How To Count Instances Of A Particular Word In A Website
Posted by Mike Nuttall
I wanted to count how many times a particular word was used on a website, so how did I do it?
This is a solution for a Linux based computer, working on the command line. (It might work on a Mac I need to test that out)
First grab a copy of the website
wget -m -q -E -R jpg,tar,gz,png,gif,mpg,mp3,iso,wav,ogg,ogv, css,zip,djvu,js,rar,mov,3gp,tiff,mng http://onsitenow.co.uk
wget will grab all the files from the site except those listed and put them in a folder named after the site.
-m turns on options suitable for mirroring i.e. copying the whole website.
-q quiet mode, don't show any feedback while the site is being downloaded
-E this will adjust the Extension so files not ending with HTML will be given that extension (not entirely necessary, but useful if we want to browse the files locally.

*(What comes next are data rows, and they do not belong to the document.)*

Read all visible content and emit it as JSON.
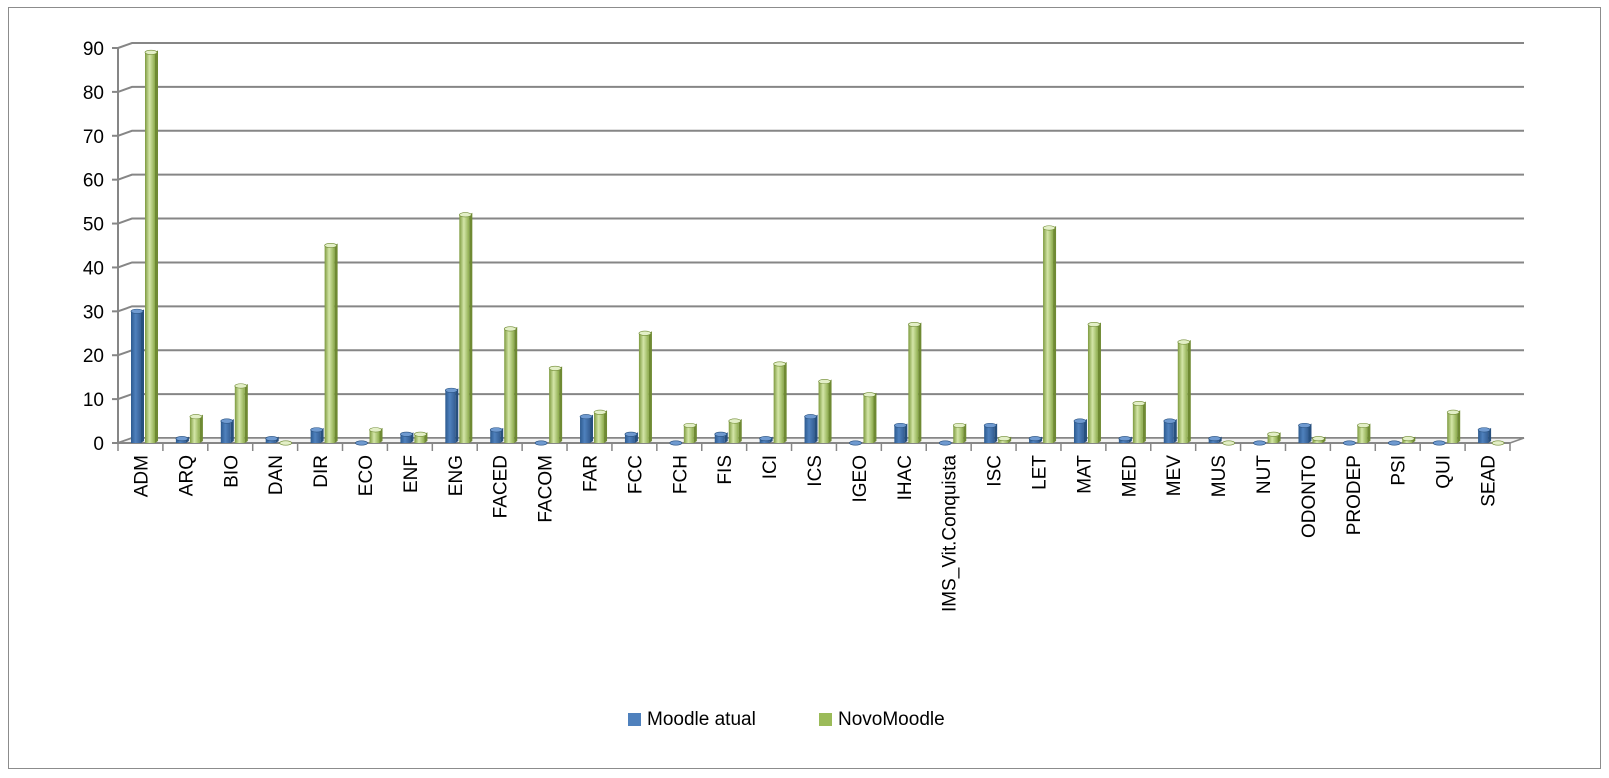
{
  "chart_data": {
    "type": "bar",
    "title": "",
    "xlabel": "",
    "ylabel": "",
    "ylim": [
      0,
      90
    ],
    "yticks": [
      0,
      10,
      20,
      30,
      40,
      50,
      60,
      70,
      80,
      90
    ],
    "grid": true,
    "legend_position": "bottom",
    "categories": [
      "ADM",
      "ARQ",
      "BIO",
      "DAN",
      "DIR",
      "ECO",
      "ENF",
      "ENG",
      "FACED",
      "FACOM",
      "FAR",
      "FCC",
      "FCH",
      "FIS",
      "ICI",
      "ICS",
      "IGEO",
      "IHAC",
      "IMS_Vit.Conquista",
      "ISC",
      "LET",
      "MAT",
      "MED",
      "MEV",
      "MUS",
      "NUT",
      "ODONTO",
      "PRODEP",
      "PSI",
      "QUI",
      "SEAD"
    ],
    "series": [
      {
        "name": "Moodle atual",
        "color": "#4f81bd",
        "values": [
          30,
          1,
          5,
          1,
          3,
          0,
          2,
          12,
          3,
          0,
          6,
          2,
          0,
          2,
          1,
          6,
          0,
          4,
          0,
          4,
          1,
          5,
          1,
          5,
          1,
          0,
          4,
          0,
          0,
          0,
          3
        ]
      },
      {
        "name": "NovoMoodle",
        "color": "#9bbb59",
        "values": [
          89,
          6,
          13,
          0,
          45,
          3,
          2,
          52,
          26,
          17,
          7,
          25,
          4,
          5,
          18,
          14,
          11,
          27,
          4,
          1,
          49,
          27,
          9,
          23,
          0,
          2,
          1,
          4,
          1,
          7,
          0
        ]
      }
    ]
  }
}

-R tells wget to download recursively, ie from all folders but reject files with the file extensions listed
So then when you have a copy of the site locally, change into that directory, and run (if you are searching for the word Leeds):
grep -rohi Leeds . | wc -w
So grep finds occurrences of words and returns the lines containing that word
-r is for recursive, i.e. search all the foldres too as well as files
-o show only the matching part of the line showing the pattern, so the word Leeds
-h suppress the prefixing of file names on output when multiple files are searched, we aren't interested in the filenames
-i ignore case, we want every concurrence not exact matches
The | wc -w sends all the words from grep to wc (word count) and counts them.